La divisione del lavoro è determinata anche dalla genetica. Varie subfamiglie, chiamate anche genotipi o patrilinee, hanno una preferenza basata geneticamente per alcuni compiti. Ciò si riferisce a un qualcosa come polimorfismo di compiti, ed è stato mostrato per molte attività comprese la pulizia, l’esplorazione, il bottinare, la difesa, il combattimento, la comunicazione attraverso la danza e la resistenza a malattie e pestilenze (Calderone & Page 1988, Frummhoff & Baker 1988, Robinson e Page 1989). Accade anche variabilità genetica fra membri della stessa sottofamiglia, come è stato osservato nella cura delle larve reali (Page e altri, 1989). Specialisti genetici accrescono l’efficienza di caratteristiche particolari.
Studi del comportamento nel bottinare dimostrano come molti fattori interagiscono collettivamente per organizzare la divisione del lavoro. Il genotipo può influenzare lo sviluppo. In colonie scelte per la raccolta del polline, Pankiw & Page hanno trovato che raccoglitrici altamente propense verso il polline incominciano a raccogliere in età più giovane. Inoltre è stato riferito che le bottinatrici altamente disposte verso il polline raccolgono una bassa quantità di nettare, mentre le bottinatrici poco disposte verso il polline preferiscono concentrazioni di saccarosio più alte e sono raccoglitrici di nettare più efficienti.
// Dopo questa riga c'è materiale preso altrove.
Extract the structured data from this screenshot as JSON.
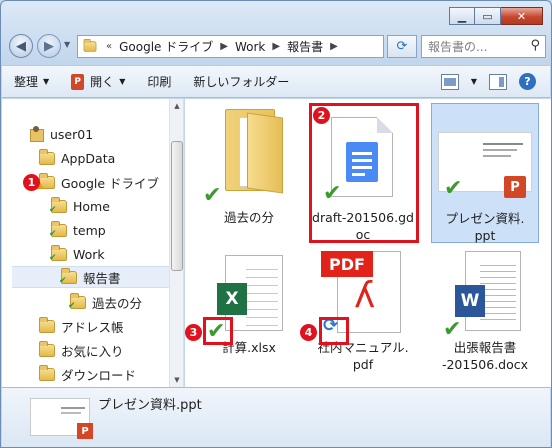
{
  "window": {
    "caption_min": "▁",
    "caption_max": "▭",
    "caption_close": "✕"
  },
  "address": {
    "chevron": "«",
    "crumbs": [
      "Google ドライブ",
      "Work",
      "報告書"
    ],
    "search_placeholder": "報告書の..."
  },
  "toolbar": {
    "organize": "整理",
    "open": "開く",
    "print": "印刷",
    "new_folder": "新しいフォルダー"
  },
  "tree": {
    "items": [
      {
        "label": "user01",
        "icon": "user-folder-icon"
      },
      {
        "label": "AppData",
        "icon": "folder-icon"
      },
      {
        "label": "Google ドライブ",
        "icon": "google-drive-folder-icon"
      },
      {
        "label": "Home",
        "icon": "folder-icon"
      },
      {
        "label": "temp",
        "icon": "folder-icon"
      },
      {
        "label": "Work",
        "icon": "folder-icon"
      },
      {
        "label": "報告書",
        "icon": "folder-icon"
      },
      {
        "label": "過去の分",
        "icon": "folder-icon"
      },
      {
        "label": "アドレス帳",
        "icon": "folder-icon"
      },
      {
        "label": "お気に入り",
        "icon": "folder-icon"
      },
      {
        "label": "ダウンロード",
        "icon": "folder-icon"
      }
    ]
  },
  "files": [
    {
      "name": "過去の分",
      "status": "synced"
    },
    {
      "name_line1": "draft-201506.gd",
      "name_line2": "oc",
      "status": "synced"
    },
    {
      "name_line1": "プレゼン資料.",
      "name_line2": "ppt",
      "status": "synced"
    },
    {
      "name": "計算.xlsx",
      "status": "synced",
      "icon_letter": "X"
    },
    {
      "name_line1": "社内マニュアル.",
      "name_line2": "pdf",
      "status": "syncing",
      "pdf_label": "PDF"
    },
    {
      "name_line1": "出張報告書",
      "name_line2": "-201506.docx",
      "status": "synced",
      "icon_letter": "W"
    }
  ],
  "annotations": [
    "1",
    "2",
    "3",
    "4"
  ],
  "details": {
    "filename": "プレゼン資料.ppt"
  },
  "colors": {
    "annotation_red": "#e0121e",
    "synced_green": "#3c9a2f",
    "syncing_blue": "#2f78c9",
    "selection": "#cce0f7"
  }
}
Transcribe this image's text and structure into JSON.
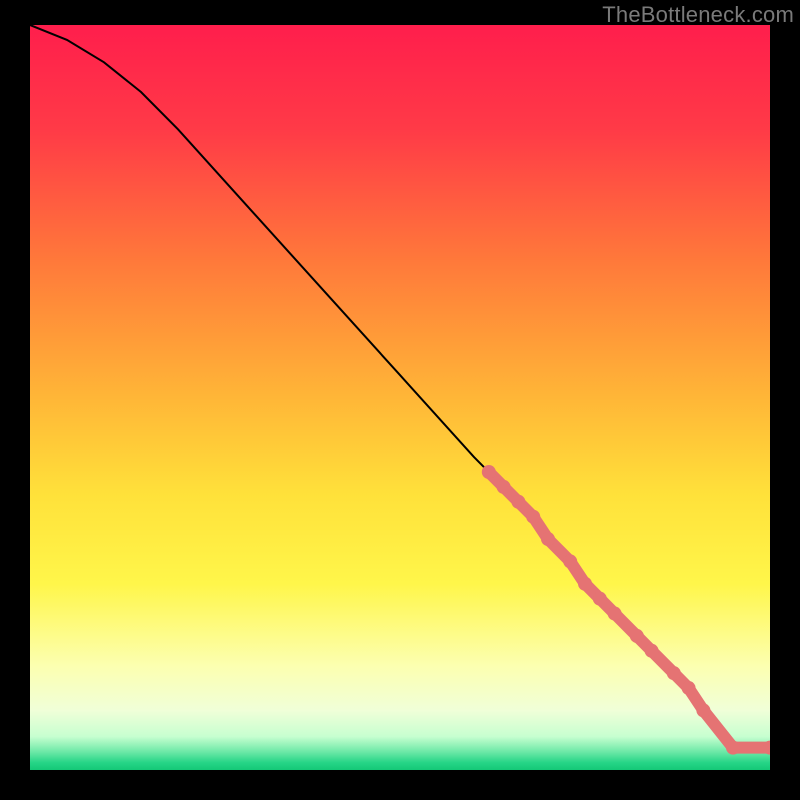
{
  "watermark": {
    "text": "TheBottleneck.com"
  },
  "chart_data": {
    "type": "line",
    "title": "",
    "xlabel": "",
    "ylabel": "",
    "xlim": [
      0,
      100
    ],
    "ylim": [
      0,
      100
    ],
    "gradient_stops": [
      {
        "offset": 0,
        "color": "#ff1e4c"
      },
      {
        "offset": 0.14,
        "color": "#ff3a47"
      },
      {
        "offset": 0.32,
        "color": "#ff7a3a"
      },
      {
        "offset": 0.5,
        "color": "#ffb637"
      },
      {
        "offset": 0.63,
        "color": "#ffe13a"
      },
      {
        "offset": 0.75,
        "color": "#fff64a"
      },
      {
        "offset": 0.86,
        "color": "#fcffb0"
      },
      {
        "offset": 0.92,
        "color": "#f0ffd8"
      },
      {
        "offset": 0.955,
        "color": "#c7ffd0"
      },
      {
        "offset": 0.975,
        "color": "#6fe9a8"
      },
      {
        "offset": 0.99,
        "color": "#26d587"
      },
      {
        "offset": 1.0,
        "color": "#14c877"
      }
    ],
    "series": [
      {
        "name": "bottleneck-curve",
        "x": [
          0,
          5,
          10,
          15,
          20,
          30,
          40,
          50,
          60,
          65,
          70,
          75,
          80,
          83,
          86,
          89,
          91,
          93,
          95,
          100
        ],
        "y": [
          100,
          98,
          95,
          91,
          86,
          75,
          64,
          53,
          42,
          37,
          31,
          25,
          20,
          17,
          14,
          11,
          8,
          6,
          3,
          3
        ]
      }
    ],
    "highlighted_points": {
      "name": "highlighted-dots",
      "color": "#e57373",
      "x": [
        62,
        64,
        66,
        68,
        70,
        73,
        75,
        77,
        79,
        82,
        84,
        87,
        89,
        91,
        95,
        100
      ],
      "y": [
        40,
        38,
        36,
        34,
        31,
        28,
        25,
        23,
        21,
        18,
        16,
        13,
        11,
        8,
        3,
        3
      ]
    }
  }
}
L’ambiente fisico esterno e le condizioni interne della colonia condizionano il comportamento. La raccolta di polline è stimolata dai feromoni della covata delle larve in aviluppo e dalla scarsità di adeguate scorte di polline. La raccolta di nettare è stimolata da alte concentrazioni di zucchero. Questo da inizio ad una catena di attività per incrementare l’efficienza del raccolto. Il risultato è un incremento nel numero di uscite per la bottinatura, la raccolta di carichi di nettare più grandi e un tasso più alto di reclutamento per questa attività e una durata più lunga delle danze della comunicazione (Seeley, 1995).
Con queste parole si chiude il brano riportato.